Recensione de La dodicesima notte, ovvero Quel che volete, di William Shakespeare
Rizzoli, Superbur classici, 2001
Esistono libri che sembrano fatti apposta per non permettere al lettore di scavare in profondità un testo, di addentrarsi nei suoi elementi strutturali, di comprendere cosa lo scrittore intendeva trasmettere quando scriveva.
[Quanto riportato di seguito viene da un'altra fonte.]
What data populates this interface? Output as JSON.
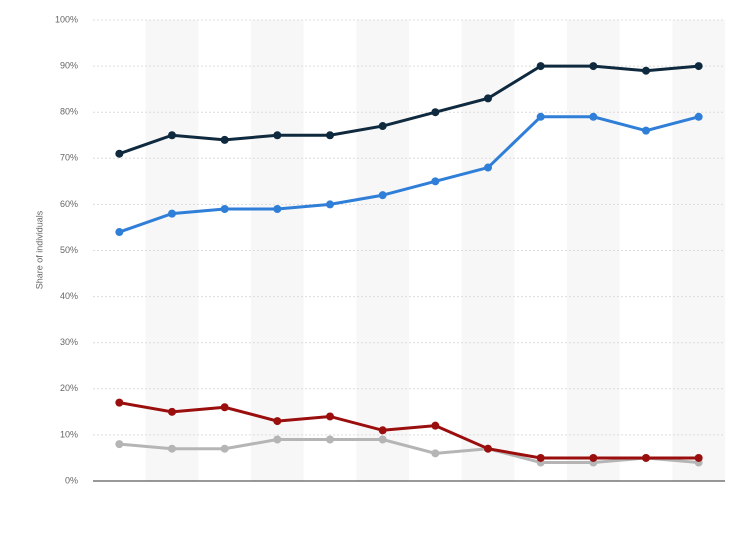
{
  "chart_data": {
    "type": "line",
    "y_label": "Share of individuals",
    "categories": [
      null,
      null,
      null,
      null,
      null,
      null,
      null,
      null,
      null,
      null,
      null,
      null
    ],
    "series": [
      {
        "color": "#0f2a3f",
        "values": [
          71,
          75,
          74,
          75,
          75,
          77,
          80,
          83,
          90,
          90,
          89,
          90
        ]
      },
      {
        "color": "#2f7ed8",
        "values": [
          54,
          58,
          59,
          59,
          60,
          62,
          65,
          68,
          79,
          79,
          76,
          79
        ]
      },
      {
        "color": "#b5b5b5",
        "values": [
          8,
          7,
          7,
          9,
          9,
          9,
          6,
          7,
          4,
          4,
          5,
          4
        ]
      },
      {
        "color": "#9b0e0e",
        "values": [
          17,
          15,
          16,
          13,
          14,
          11,
          12,
          7,
          5,
          5,
          5,
          5
        ]
      }
    ],
    "ylim": [
      0,
      100
    ],
    "yticks": [
      {
        "value": 0,
        "label": "0%"
      },
      {
        "value": 10,
        "label": "10%"
      },
      {
        "value": 20,
        "label": "20%"
      },
      {
        "value": 30,
        "label": "30%"
      },
      {
        "value": 40,
        "label": "40%"
      },
      {
        "value": 50,
        "label": "50%"
      },
      {
        "value": 60,
        "label": "60%"
      },
      {
        "value": 70,
        "label": "70%"
      },
      {
        "value": 80,
        "label": "80%"
      },
      {
        "value": 90,
        "label": "90%"
      },
      {
        "value": 100,
        "label": "100%"
      }
    ],
    "grid": true
  }
}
Un esempio lampante di ciò è questo volume pubblicato da Rizzoli non moltissimi anni fa, nel quale ho avuto la sfortuna di leggere La dodicesima notte di William Shakespeare, dove tutto è fatto non solo per rendere arduo al lettore medio formarsi una qualsivoglia idea critica del testo che legge, ma anche per togliergli buona parte del gusto della lettura.
Grande imputata è ovviamente la traduzione, pure a suo tempo affidata dall’editore ad un riconosciuto specialista come Gabriele Baldini, che ha curato anche la breve nota introduttiva. Potrà sembrare inopportuno criticare uno studioso di tale importanza, tra l’altro scomparso da moltissimo tempo, ma visto che sono stato vittima delle sue scelte e che ancora oggi in libreria si trova questa versione della commedia scespiriana, mi par giusto avvisare il potenziale lettore di quelli che ritengo difetti esiziali del volume.
Innanzitutto Baldini compie l’infelice scelta radicale di nascondere la fondamentale differenza strutturale esistente tra le scene delle quali sono protagonisti i nobili e quelle in cui agiscono i personaggi popolareschi, nei quali come si vedrà sono compresi di buon diritto, oltre alla servitù, anche alcuni titolati. Shakespeare, infatti, usa due lingue diverse per differenziarle: i nobili si esprimono in versi – l’autore non a caso sceglie il più classico dei versi inglesi del tempo, il pentametro giambico – mentre gli altri si esprimono in una prosa sincopata, piena di espressioni gergali e doppi sensi. Tutto ciò nella traduzione di Baldini si perde sotto un velo di uniformità linguistica da cui la vivacità, le colorite espressioni e le battute spesso salaci dei personaggi emergono a stento. Impiegando praticamente sempre lo stesso linguaggio, che suona enfatico in quanto raffinatamente antichizzato, il traduttore appiattisce verso l’alto la commedia, falsandone il senso complessivo. L’originale dicotomia espressiva dell’opera, infatti, lungi dall’essere uno sfizio artistico, risponde a precise necessità comunicative dell’autore, e dice molto sul contesto sociale e politico nella quale l’opera fu scritta.
All’inizio del XVII secolo (la commedia è del 1600-1601) la nascente borghesia inglese aveva trovato nel puritanesimo – ed in particolare nel suo accento sulla predestinazione, l’individualità e l’umile intraprendenza – la base ideologico-religiosa per la sua affermazione, come avrebbe dimostrato di lì a pochi decenni la rivoluzione cromwelliana. Un corollario del puritanesimo era l’avversione alle feste e agli spettacoli teatrali: negli ultimi anni del regno elisabettiano vi furono infatti frequenti divieti di fare teatro nella città di Londra.
Data la diffusa ostilità borghese per il teatro, Shakespeare poteva quindi in quegli anni contare solo sulle altre due classi per poter rappresentare le sue opere: il popolo, che affollava i teatri del circondario della metropoli, e la nobiltà, che aveva il potere di autorizzare le rappresentazioni e poteva riservarle a visioni private.
Ecco perciò il bardo concepire un’opera bifronte, con parti in grado di incontrare il gusto raffinato della nobiltà e parti decisamente più adatte ad un pubblico popolare, ed anche probabilmente in grado di far percepire a ciascuno dei due diversi pubblici le parti nelle quali non si riconoscevano come satira di un mondo distante da loro.